Deals for prestigious wine-growing areas spark rise in the average price of Bordeaux vineyards.
Investor thirst for key wine-growing areas drove up the average price of vineyard land in Bordeaux by 10% last year, official figures show.
Buyers paid an average €76,000 (US$94,400) per hectare in 2011, according to French agency SAFER, which records all land transactions across France.
However, vineyard prices varied sharply depending on location. A simple AOC Bordeaux red or white could be picked up for €15,000 per hectare last year, down €1,000 from 2010, while the best vineyard land in Pauillac fetched €1.65m per hectare, up 65% in just one year.
Elsewhere on the Left Bank, Pessac Leognan red almost doubled its price to €330,000 per hectare. Yet, the neighbouring Graves region remained at around €27,000 per hectare.
‘You have two factors squeezing prices in the top appellations,’ Michael Baynes of vineyard experts Maxwell-Storrie-Baynes told Decanter.com. ‘These are both outside investors from places like China and local chateaux owners, who are buying up plots of vines to increase the size of their own estates and take advantage of the current buoyant demand.’
Baynes said there were 35 chateaux sold over 2011, according to SAFER, plus a number of individual parcels of vines.

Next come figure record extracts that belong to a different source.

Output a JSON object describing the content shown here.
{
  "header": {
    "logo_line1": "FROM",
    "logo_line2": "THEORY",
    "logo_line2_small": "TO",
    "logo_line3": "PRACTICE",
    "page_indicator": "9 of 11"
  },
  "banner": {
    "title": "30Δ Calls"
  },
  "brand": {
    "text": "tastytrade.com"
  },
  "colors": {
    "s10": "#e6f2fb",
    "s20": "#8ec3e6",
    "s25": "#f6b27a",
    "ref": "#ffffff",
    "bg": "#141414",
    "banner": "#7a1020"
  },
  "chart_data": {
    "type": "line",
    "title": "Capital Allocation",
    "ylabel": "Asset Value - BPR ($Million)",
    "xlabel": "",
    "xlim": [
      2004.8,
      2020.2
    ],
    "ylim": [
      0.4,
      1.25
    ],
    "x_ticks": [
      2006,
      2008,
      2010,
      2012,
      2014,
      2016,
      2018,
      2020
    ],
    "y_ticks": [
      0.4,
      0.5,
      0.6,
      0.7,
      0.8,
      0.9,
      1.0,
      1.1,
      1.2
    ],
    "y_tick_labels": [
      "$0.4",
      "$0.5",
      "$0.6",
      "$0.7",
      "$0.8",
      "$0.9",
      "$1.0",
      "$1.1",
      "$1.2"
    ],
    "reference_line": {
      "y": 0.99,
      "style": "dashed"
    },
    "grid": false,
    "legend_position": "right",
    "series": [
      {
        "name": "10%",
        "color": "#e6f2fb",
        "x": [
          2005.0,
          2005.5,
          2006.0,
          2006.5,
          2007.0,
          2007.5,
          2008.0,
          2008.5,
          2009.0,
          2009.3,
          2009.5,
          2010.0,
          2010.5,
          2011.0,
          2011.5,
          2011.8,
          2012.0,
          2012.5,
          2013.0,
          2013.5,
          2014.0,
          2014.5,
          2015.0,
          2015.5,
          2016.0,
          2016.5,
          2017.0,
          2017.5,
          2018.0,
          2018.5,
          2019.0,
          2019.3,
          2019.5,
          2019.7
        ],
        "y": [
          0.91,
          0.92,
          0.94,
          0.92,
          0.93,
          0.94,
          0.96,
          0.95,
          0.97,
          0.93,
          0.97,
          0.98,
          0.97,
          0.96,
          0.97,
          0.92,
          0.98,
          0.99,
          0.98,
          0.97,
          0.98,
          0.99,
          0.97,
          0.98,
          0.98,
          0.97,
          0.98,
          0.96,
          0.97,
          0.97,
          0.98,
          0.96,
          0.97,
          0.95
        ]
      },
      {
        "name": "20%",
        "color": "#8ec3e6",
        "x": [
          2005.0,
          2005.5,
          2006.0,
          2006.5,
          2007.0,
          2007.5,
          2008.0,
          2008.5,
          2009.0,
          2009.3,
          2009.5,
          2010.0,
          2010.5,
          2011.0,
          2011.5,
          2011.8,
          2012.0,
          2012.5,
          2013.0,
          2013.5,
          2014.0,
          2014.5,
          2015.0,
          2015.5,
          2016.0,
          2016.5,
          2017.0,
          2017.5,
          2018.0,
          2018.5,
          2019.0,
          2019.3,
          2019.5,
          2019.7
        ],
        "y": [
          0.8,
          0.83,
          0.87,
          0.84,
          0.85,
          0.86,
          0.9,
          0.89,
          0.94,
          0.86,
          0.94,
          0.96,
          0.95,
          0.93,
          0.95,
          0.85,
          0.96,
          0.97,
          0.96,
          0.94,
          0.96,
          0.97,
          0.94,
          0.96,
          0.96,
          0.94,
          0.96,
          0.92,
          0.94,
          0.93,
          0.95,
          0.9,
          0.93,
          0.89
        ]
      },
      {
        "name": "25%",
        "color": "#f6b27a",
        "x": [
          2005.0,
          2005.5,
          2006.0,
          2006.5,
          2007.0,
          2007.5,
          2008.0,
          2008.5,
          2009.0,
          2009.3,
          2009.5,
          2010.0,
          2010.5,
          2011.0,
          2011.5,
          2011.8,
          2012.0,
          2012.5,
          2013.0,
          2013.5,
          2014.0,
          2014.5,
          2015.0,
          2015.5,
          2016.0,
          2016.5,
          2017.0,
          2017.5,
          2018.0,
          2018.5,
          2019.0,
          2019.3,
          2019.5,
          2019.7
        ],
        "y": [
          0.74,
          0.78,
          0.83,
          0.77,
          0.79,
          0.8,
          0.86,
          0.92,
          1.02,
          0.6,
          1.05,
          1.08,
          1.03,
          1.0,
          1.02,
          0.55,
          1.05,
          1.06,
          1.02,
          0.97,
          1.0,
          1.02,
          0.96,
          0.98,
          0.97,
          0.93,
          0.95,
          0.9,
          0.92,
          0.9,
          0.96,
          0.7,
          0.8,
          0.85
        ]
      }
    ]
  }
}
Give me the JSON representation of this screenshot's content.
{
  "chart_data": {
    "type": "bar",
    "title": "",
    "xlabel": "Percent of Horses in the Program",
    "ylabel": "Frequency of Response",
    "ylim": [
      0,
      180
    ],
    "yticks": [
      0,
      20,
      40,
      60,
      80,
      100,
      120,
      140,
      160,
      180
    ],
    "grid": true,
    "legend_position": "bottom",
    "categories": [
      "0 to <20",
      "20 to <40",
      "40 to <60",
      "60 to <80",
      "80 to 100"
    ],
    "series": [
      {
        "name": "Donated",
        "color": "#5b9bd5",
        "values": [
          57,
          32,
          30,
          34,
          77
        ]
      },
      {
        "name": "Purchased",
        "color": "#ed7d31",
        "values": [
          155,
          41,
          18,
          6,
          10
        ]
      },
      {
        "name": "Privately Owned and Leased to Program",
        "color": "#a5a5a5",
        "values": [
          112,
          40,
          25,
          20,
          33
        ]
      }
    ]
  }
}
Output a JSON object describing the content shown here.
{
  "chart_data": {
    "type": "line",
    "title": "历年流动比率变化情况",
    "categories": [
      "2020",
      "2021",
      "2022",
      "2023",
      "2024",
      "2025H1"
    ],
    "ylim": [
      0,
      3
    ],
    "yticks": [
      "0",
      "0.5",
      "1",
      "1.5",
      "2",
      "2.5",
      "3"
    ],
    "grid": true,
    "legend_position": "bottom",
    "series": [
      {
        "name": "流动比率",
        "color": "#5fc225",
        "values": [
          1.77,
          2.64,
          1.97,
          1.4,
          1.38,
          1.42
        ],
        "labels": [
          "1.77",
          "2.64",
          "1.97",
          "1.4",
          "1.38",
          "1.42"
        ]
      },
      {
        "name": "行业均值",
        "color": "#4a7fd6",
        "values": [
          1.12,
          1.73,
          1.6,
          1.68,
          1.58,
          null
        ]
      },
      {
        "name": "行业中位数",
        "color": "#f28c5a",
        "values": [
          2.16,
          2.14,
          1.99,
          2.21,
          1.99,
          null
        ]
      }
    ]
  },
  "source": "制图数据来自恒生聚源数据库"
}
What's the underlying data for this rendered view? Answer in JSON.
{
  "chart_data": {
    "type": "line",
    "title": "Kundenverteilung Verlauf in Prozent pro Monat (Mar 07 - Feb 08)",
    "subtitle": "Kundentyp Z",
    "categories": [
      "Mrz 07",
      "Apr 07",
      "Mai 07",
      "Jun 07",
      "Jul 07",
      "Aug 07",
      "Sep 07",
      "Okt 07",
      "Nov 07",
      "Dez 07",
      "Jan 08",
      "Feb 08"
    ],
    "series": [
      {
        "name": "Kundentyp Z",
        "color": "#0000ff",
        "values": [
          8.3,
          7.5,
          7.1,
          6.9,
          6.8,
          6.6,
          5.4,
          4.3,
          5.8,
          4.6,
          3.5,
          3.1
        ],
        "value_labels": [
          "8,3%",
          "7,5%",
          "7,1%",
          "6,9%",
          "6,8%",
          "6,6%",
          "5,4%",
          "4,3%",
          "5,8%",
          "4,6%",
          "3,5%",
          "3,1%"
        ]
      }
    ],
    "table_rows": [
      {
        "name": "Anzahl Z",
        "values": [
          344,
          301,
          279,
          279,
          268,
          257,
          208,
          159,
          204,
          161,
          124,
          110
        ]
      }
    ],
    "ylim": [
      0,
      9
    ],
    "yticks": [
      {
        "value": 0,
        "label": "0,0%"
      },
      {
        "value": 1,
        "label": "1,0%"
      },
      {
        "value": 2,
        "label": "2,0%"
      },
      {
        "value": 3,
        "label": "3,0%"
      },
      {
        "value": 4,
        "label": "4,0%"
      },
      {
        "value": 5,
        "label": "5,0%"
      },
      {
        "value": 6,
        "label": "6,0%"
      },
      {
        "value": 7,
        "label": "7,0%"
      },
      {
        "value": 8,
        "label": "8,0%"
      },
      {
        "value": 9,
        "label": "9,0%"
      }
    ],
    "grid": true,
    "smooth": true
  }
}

Over on Bordeaux’s Right Bank, AOC Pomerol was sold for an average of €900,000 per hectare in 2011, and AOC Saint Emilion for around €200,000. AOC Sauternes saw very little movement, remaining at around €50,000 per hectare.
In comparison, a Burgundy Grand Cru cost around €3m per hectare in 2009, with 1er cru white around €1.1m and 1er cru red €450,000. A single hectare of AOC Borgogne was €31,000 per hectare. But, the average size of vineyard land bought was just 63 ares, and 41 ares in the Côte d’Or.